Y hacerlo de forma programada –no improvisada- articulada a través y por medio de Unidades de aprendizaje secuenciado, con objetivos previos, comunicados a los alumnos, formulados, escritos y redactados en términos operacionales, claros y precisos, desarrollados a través de exposiciones (orales o escritas) impecables y fácilmente inteligibles para la mayoría de los alumnos, acompañando ejemplos apropiados y ejercicios continuos, problemas explicados y resueltos, frecuentes pruebas formativas tipo “ensayo”, de forma que puedan ir reduciendo, y a través de significativos y progresivos “bits” de información, su campo de incertidumbre ante una Asignatura hasta entonces para él inquietante y desconocida.

Pero esta forma personalizada, activa y relevante de relacionarse los profesores con sus alumnos, hace ya tiempo que puede llevarse a cabo –e, incluso con mayor eficacia- sin estar material y físicamente presentes, uno y otros, dentro del mismo espacio físico como es el aula; porque el hilo de cobre, tradicionalmente utilizado en las comunicaciones telefónicas, ha sido sustituido por la “fibra óptica” que permite transmitir on-line y en tiempo real, exposiciones orales, videos de clases prácticas, textos, gráficos, fotos, debates grupales, demostraciones, corrección de ejercicios y problemas, en un ambiente de cooperación grupal altamente formativo, motivador y estimulante. Por suerte, ya pasaron –o deberían pasar- a la Historia las clases magistrales, las complicadas –y, a veces, ininteligibles- explicaciones “con tiza y saliva” mientras los sufridos alumnos tomaban apuntes como lo hicieron sus antecesores y colegas en las Universidades medievales.

Ciertamente, la enseñanza virtual y a través de la mediación telemática exige un esfuerzo tecnológico y económico importante no sólo en los centros docentes, en sus aulas y espacios comunes del profesorado, sino también en muchos hogares españoles infradotados en espacios y equipamiento mínimo e imprescindible.
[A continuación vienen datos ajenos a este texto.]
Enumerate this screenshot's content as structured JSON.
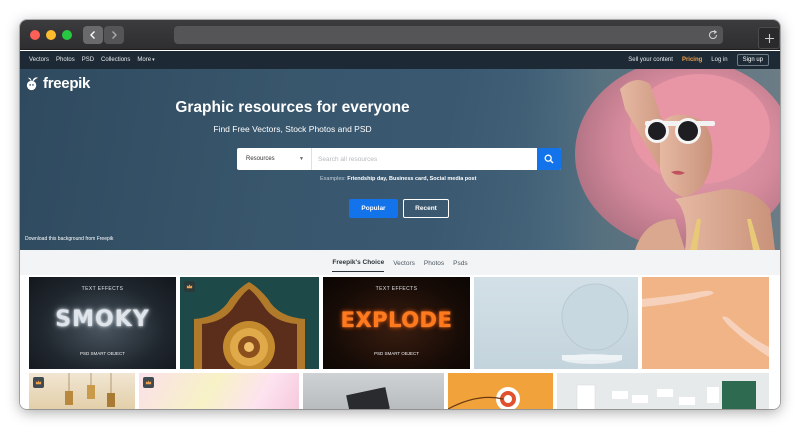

Sin embargo, es urgente revisar y promover un cambio en el desempeño del rol profesional de los profesores como promotores y agentes de un cambio inaplazable a favor de los alumnos. Y ello, relativizando y poniendo en cuestión el aparente dogma aceptado según el cual el mejor profesor es aquel que acumula en su expediente académico más Artículos publicados en Revistas internacionales de referencia y no aquél o aquellos que –con iniciativa y esfuerzo compartido- consigue y obtiene de sus alumnos los mejores resultados de aprendizaje orientado a su desarrollo personal, profesional y social a través y por medio de una enseñanza exigente, tanto presencial como virtual, pero siempre científicamente planteada, sujeta a la permanente evaluación y mejora con la participación de sus propios alumnos, la de sus compañeros profesores y el apoyo decidido e incondicional de todo el equipo directivo del centro.